Do you ever feel like a quitter? Does it hurt you as much as it does me?

(I have a picture from the starting line, but it's really bad so I'm not sharing. I didn't finish, I don't have to show a bad picture. New rule.)

Friday, June 7, 2013

Quotes from Whitney's friends

"Dreamed I was a princess. Woke up, I'm still one."

"It's not your or you're. It's MINE! ALL MINE!"

"30 day 10k training plan. Day 1, run half mile, walk half mile, repeat 3 times. Day 2-30 carb load. I thimk I'm ready".

Wednesday, June 5, 2013

Does that make me crazy?

Not sure what is worse... that I have a 21 year old pair of sweat pants or that I still wear them.

Tuesday, June 4, 2013

River Run

Last Saturday Sheila met me and Steve at 6:30 a.m. for the River Run 10K. We were both under trained but that didn't stop us. It was my slowest 10K to date but thoroughly enjoyed it and felt better about this finish then I have many other races. I'm still considering Storm the Dam half marathon next Saturday.

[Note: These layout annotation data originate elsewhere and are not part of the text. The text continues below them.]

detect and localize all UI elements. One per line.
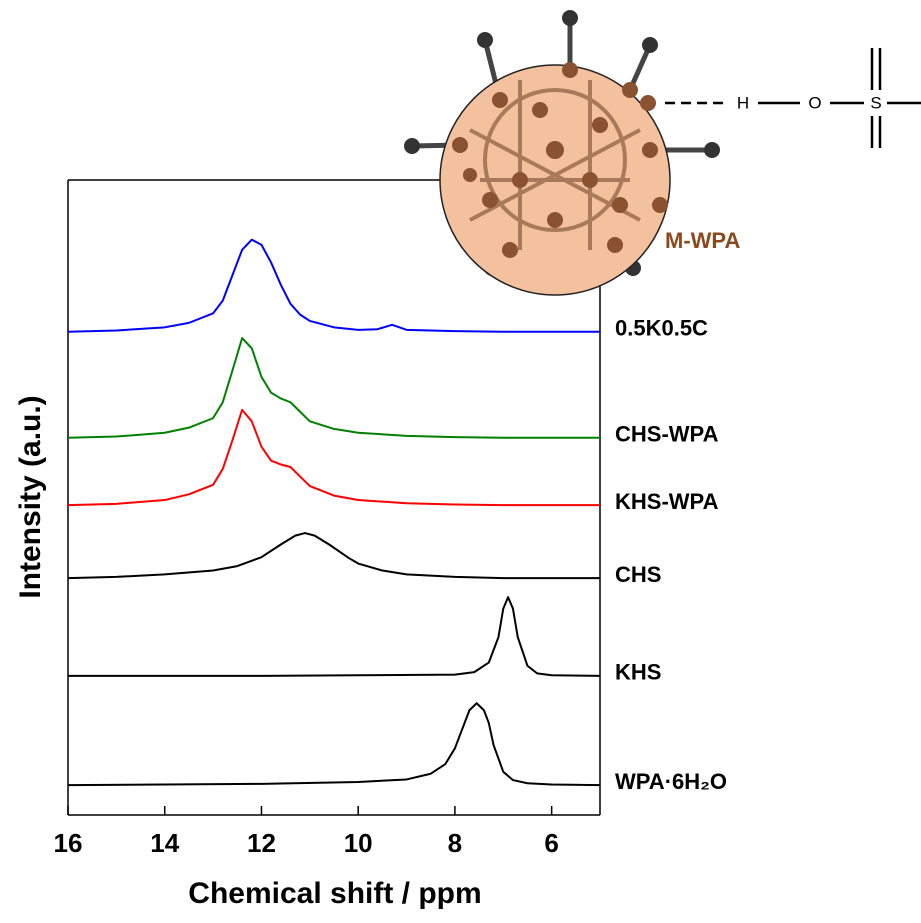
- x-axis-label: Chemical shift / ppm: [188, 877, 481, 910]
- spectrum: [67, 238, 600, 333]
- spectrum: [67, 408, 600, 507]
- x-tick-label: 6: [544, 828, 558, 858]
- atom-label: H: [737, 93, 749, 112]
- series-label: CHS-WPA: [615, 422, 719, 447]
- y-axis-label: Intensity (a.u.): [14, 395, 47, 598]
- molecule: [404, 10, 720, 296]
- x-tick-label: 12: [247, 828, 276, 858]
- x-tick-label: 10: [344, 828, 373, 858]
- spectrum: [67, 702, 601, 787]
- series-label: KHS-WPA: [615, 489, 719, 514]
- spectrum: [68, 596, 601, 677]
- series-label: 0.5K0.5C: [615, 316, 708, 341]
- series-label: KHS: [615, 660, 661, 685]
- series-label: WPA·6H₂O: [615, 769, 727, 794]
- x-tick-label: 16: [54, 828, 83, 858]
- annotation: M-WPA: [665, 228, 740, 253]
- atom-label: O: [808, 93, 821, 112]
- spectrum: [67, 337, 600, 439]
- x-tick-label: 14: [150, 828, 179, 858]
- plot: [67, 238, 601, 787]
- structure: [665, 48, 921, 148]
- atom-label: S: [870, 93, 881, 112]
- spectrum: [67, 532, 600, 580]
- series-label: CHS: [615, 562, 661, 587]
- x-tick-label: 8: [448, 828, 462, 858]
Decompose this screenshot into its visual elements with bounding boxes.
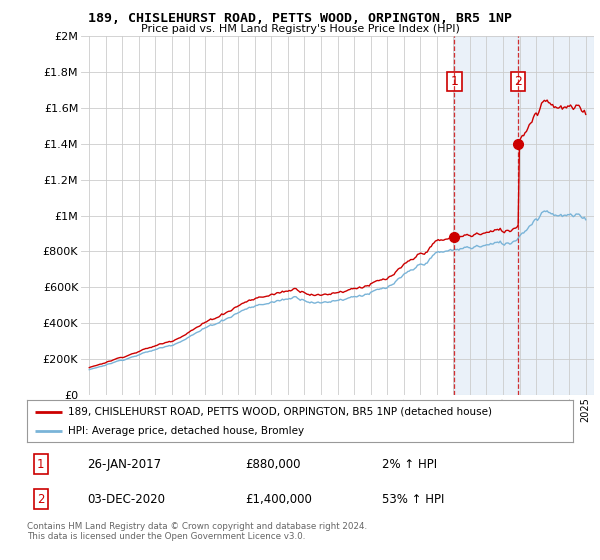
Text: 2: 2	[514, 74, 522, 88]
Text: 2% ↑ HPI: 2% ↑ HPI	[382, 458, 437, 470]
Text: 2: 2	[37, 493, 44, 506]
Text: 1: 1	[37, 458, 44, 470]
Text: 03-DEC-2020: 03-DEC-2020	[87, 493, 165, 506]
Text: 53% ↑ HPI: 53% ↑ HPI	[382, 493, 444, 506]
Text: £880,000: £880,000	[245, 458, 301, 470]
Text: 189, CHISLEHURST ROAD, PETTS WOOD, ORPINGTON, BR5 1NP (detached house): 189, CHISLEHURST ROAD, PETTS WOOD, ORPIN…	[68, 407, 492, 417]
Text: £1,400,000: £1,400,000	[245, 493, 312, 506]
Text: Price paid vs. HM Land Registry's House Price Index (HPI): Price paid vs. HM Land Registry's House …	[140, 24, 460, 34]
Text: 26-JAN-2017: 26-JAN-2017	[87, 458, 161, 470]
Text: 1: 1	[451, 74, 458, 88]
Text: HPI: Average price, detached house, Bromley: HPI: Average price, detached house, Brom…	[68, 426, 304, 436]
Text: Contains HM Land Registry data © Crown copyright and database right 2024.
This d: Contains HM Land Registry data © Crown c…	[27, 522, 367, 542]
Text: 189, CHISLEHURST ROAD, PETTS WOOD, ORPINGTON, BR5 1NP: 189, CHISLEHURST ROAD, PETTS WOOD, ORPIN…	[88, 12, 512, 25]
Bar	[454, 36, 518, 395]
Bar	[518, 36, 594, 395]
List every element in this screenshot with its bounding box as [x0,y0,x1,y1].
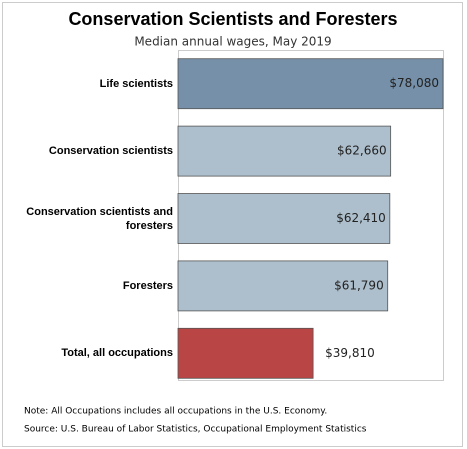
bar [177,193,391,244]
note: Source: U.S. Bureau of Labor Statistics,… [24,425,367,435]
value-label: $39,810 [325,346,375,360]
bar [177,260,389,312]
value-label: $62,410 [336,211,386,225]
value-label: $62,660 [337,144,387,158]
bar [177,125,392,177]
category-label: Life scientists [99,77,173,90]
value-label: $78,080 [389,76,439,90]
category-label: Foresters [122,279,173,292]
value-label: $61,790 [334,278,384,292]
category-label: Conservation scientists and foresters [26,205,173,232]
chart-title: Conservation Scientists and Foresters [68,9,397,29]
chart-subtitle: Median annual wages, May 2019 [134,35,331,49]
category-label: Conservation scientists [48,145,173,158]
bar [177,327,314,379]
category-label: Total, all occupations [61,347,173,360]
bar [177,58,444,110]
note: Note: All Occupations includes all occup… [24,407,327,417]
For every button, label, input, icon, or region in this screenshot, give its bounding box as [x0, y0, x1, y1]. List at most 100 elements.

Sheila and I have ran (I think) 3 10k's, 3 half marathons and 2 10 milers together and countless training miles. Here's to many more.

Sunday, June 2, 2013

I have learned

I planned a couple activities for Steve and I this weekend. Two of them bombed. I told him he was in charge from now on. He said it doesn't get me off the hook. I learned the effort was appreciated.

Chafing hurts.

I don't get the fascination with Target. Household items are more expensive than Walmart and Dillons. Clothes are about the same as TJ Maxx.

10k distance is my hardest distance. (I find this weird).

I would rather work out then read about it or pin others workouts.

Cutting fruits and veggies takes time. It's always worth it.